Well, it’s not the weekend, it’s Wednesday. And it’s no party over here – we have a sick Bub, a sick Hub, and an exhausted Wif.
We have been pretty much MIA on the blog, which is surprising because you’d expect that for an academic like me the summer would be free and easy with all the time in the world to write. Ever since I finished my dissertation, writing and I have stopped being friends. Even writing an email seems daunting at times.
To be honest, I’m not sure what to do about the blog. I like the idea of it, but it takes a lot of work. I’m starting a new job in August as a full-time faculty member and I’m running some initiatives that take a lot of effort, probably some of those efforts in the writing and promoting area. We have an active and wonderful toddler who deserves every second of our attention when we’re not at work. We have a marriage to work on, because as those of you who are married know, it takes effort. I started exercising again after long last – up to running two and half miles! I thought I’d never run again when I was sick, but I really started missing it hardcore and made a commitment to myself that I could start running again. And we have goals we’d like to meet – maybe start saving for a vacation house, maybe even take a trip by ourselves.
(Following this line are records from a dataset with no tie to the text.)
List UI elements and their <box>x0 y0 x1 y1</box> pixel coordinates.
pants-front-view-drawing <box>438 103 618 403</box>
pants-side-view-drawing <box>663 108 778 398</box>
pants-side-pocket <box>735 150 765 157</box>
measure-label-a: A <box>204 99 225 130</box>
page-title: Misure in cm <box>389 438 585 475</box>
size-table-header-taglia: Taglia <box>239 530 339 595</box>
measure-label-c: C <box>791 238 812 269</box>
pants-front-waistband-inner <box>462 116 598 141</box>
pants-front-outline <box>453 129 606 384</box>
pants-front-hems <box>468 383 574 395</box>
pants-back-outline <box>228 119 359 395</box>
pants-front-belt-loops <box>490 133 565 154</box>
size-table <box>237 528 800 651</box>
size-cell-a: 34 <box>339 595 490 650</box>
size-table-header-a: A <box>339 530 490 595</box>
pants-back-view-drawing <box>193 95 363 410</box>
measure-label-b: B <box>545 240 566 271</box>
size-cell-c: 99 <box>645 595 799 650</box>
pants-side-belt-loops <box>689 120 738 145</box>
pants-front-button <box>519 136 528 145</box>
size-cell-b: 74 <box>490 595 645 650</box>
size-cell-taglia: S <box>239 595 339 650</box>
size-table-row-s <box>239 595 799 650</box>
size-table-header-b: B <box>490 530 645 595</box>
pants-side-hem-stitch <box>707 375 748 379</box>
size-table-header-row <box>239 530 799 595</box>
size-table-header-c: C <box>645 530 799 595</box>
Hub told me not to throw in the towel on the blog, to just give it a second, and so that is what I’m going to do. Maybe when I have enough distance from the dissertation I’ll feel more like writing. It’s funny that while writing the dissertation I could post. I initially started my first blog to help me write and think about educational policy issues while working on my graduate degree. So it makes sense that in my mind the two things are related.
I feel like I’m coming out of a tunnel. It feels ungrateful to say that with all that’s happened in the past year for me professionally, I feel apathetic at best and downright depressed at worst. I completed my doctorate. I got a faculty appointment and will get to create an amazing (well, that’s the plan, anyway) educational experience for every undergraduate student at my school. People call me “Dr.” now. I really want, with all my heart, to be happy about this but I just feel nothing… and scared that I’m not going to live up to the challenge. Chalk it up to impostor syndrome – which I thought was supposed to be done by the time you actually walked across the stage and they read the title of your dissertation.
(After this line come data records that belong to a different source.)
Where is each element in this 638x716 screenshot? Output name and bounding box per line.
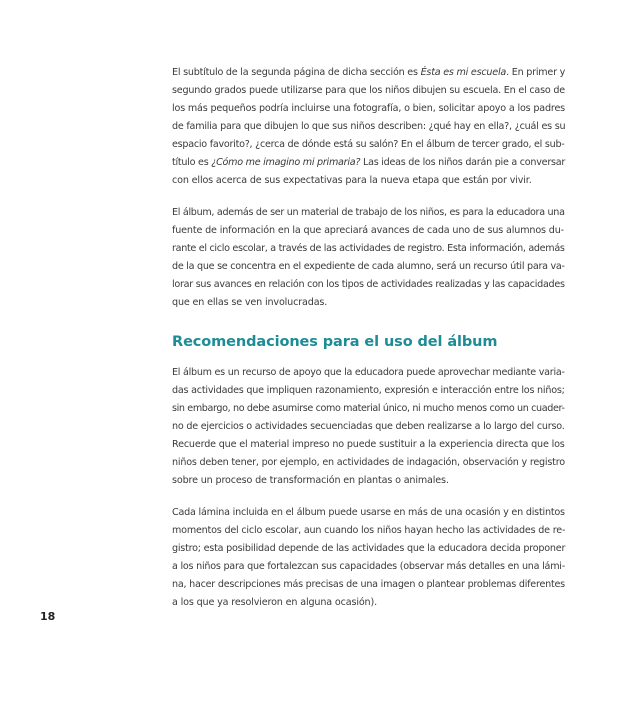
text-line: de la que se concentra en el expediente de cada alumno, será un recurso útil para va- — [172, 261, 565, 272]
italic-title: ¿Cómo me imagino mi primaria? — [211, 157, 361, 168]
text-line: de familia para que dibujen lo que sus niños describen: ¿qué hay en ella?, ¿cuál es su — [172, 121, 566, 132]
text-line: na, hacer descripciones más precisas de una imagen o plantear problemas diferentes — [172, 579, 565, 590]
text-column — [172, 64, 565, 612]
text-line: espacio favorito?, ¿cerca de dónde está su salón? En el álbum de tercer grado, el sub- — [172, 139, 565, 150]
text-line: das actividades que impliquen razonamiento, expresión e interacción entre los niños; — [172, 385, 565, 396]
text-line: que en ellas se ven involucradas. — [172, 297, 328, 308]
text-line: segundo grados puede utilizarse para que los niños dibujen su escuela. En el caso de — [172, 85, 565, 96]
text-segment: . En primer y — [506, 67, 566, 78]
text-line: niños deben tener, por ejemplo, en actividades de indagación, observación y registro — [172, 457, 565, 468]
text-line: a los niños para que fortalezcan sus capacidades (observar más detalles en una lámi- — [172, 561, 565, 572]
text-line — [172, 64, 565, 82]
top-paragraphs — [172, 64, 565, 312]
text-line: los más pequeños podría incluirse una fotografía, o bien, solicitar apoyo a los padres — [172, 103, 566, 114]
text-line: sobre un proceso de transformación en plantas o animales. — [172, 475, 449, 486]
paragraph — [172, 64, 565, 190]
text-line: El álbum es un recurso de apoyo que la educadora puede aprovechar mediante varia- — [172, 367, 565, 378]
text-line: a los que ya resolvieron en alguna ocasión). — [172, 597, 377, 608]
text-line: momentos del ciclo escolar, aun cuando los niños hayan hecho las actividades de re- — [172, 525, 566, 536]
section-heading: Recomendaciones para el uso del álbum — [172, 334, 498, 350]
text-line: Cada lámina incluida en el álbum puede usarse en más de una ocasión y en distintos — [172, 507, 565, 518]
text-line: rante el ciclo escolar, a través de las actividades de registro. Esta información, además — [172, 243, 565, 254]
paragraph — [172, 364, 565, 490]
italic-title: Ésta es mi escuela — [420, 67, 507, 78]
text-segment: El subtítulo de la segunda página de dicha sección es — [172, 67, 421, 78]
text-line: con ellos acerca de sus expectativas para la nueva etapa que están por vivir. — [172, 175, 532, 186]
page-number: 18 — [40, 610, 56, 623]
bottom-paragraphs — [172, 364, 565, 612]
text-line — [172, 154, 565, 172]
text-line: gistro; esta posibilidad depende de las actividades que la educadora decida proponer — [172, 543, 566, 554]
text-line: fuente de información en la que apreciará avances de cada uno de sus alumnos du- — [172, 225, 564, 236]
text-line: sin embargo, no debe asumirse como material único, ni mucho menos como un cuader- — [172, 403, 565, 414]
text-line: lorar sus avances en relación con los tipos de actividades realizadas y las capacidades — [172, 279, 565, 290]
text-segment: Las ideas de los niños darán pie a conversar — [360, 157, 566, 168]
text-segment: título es — [172, 157, 212, 168]
text-line: Recuerde que el material impreso no puede sustituir a la experiencia directa que los — [172, 439, 565, 450]
paragraph — [172, 204, 565, 312]
paragraph — [172, 504, 565, 612]
text-line: no de ejercicios o actividades secuenciadas que deben realizarse a lo largo del curso. — [172, 421, 565, 432]
text-line: El álbum, además de ser un material de trabajo de los niños, es para la educadora una — [172, 207, 565, 218]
OH WAIT, they didn’t read the titles of our dissertations at our graduation. I know, I know, I’m being random. BUT STILL. They could have read the stinking title of the thing.
I’m going to aim for perhaps starting to post again once a week or so, just to give it the ol’ college try before I make up my mind about what to do. And maybe writing about feeling sort of “meh” about finishing my doctorate and having all my dreams come true (seriously), I can regain my sense of gratitude that the universe has been so good to me.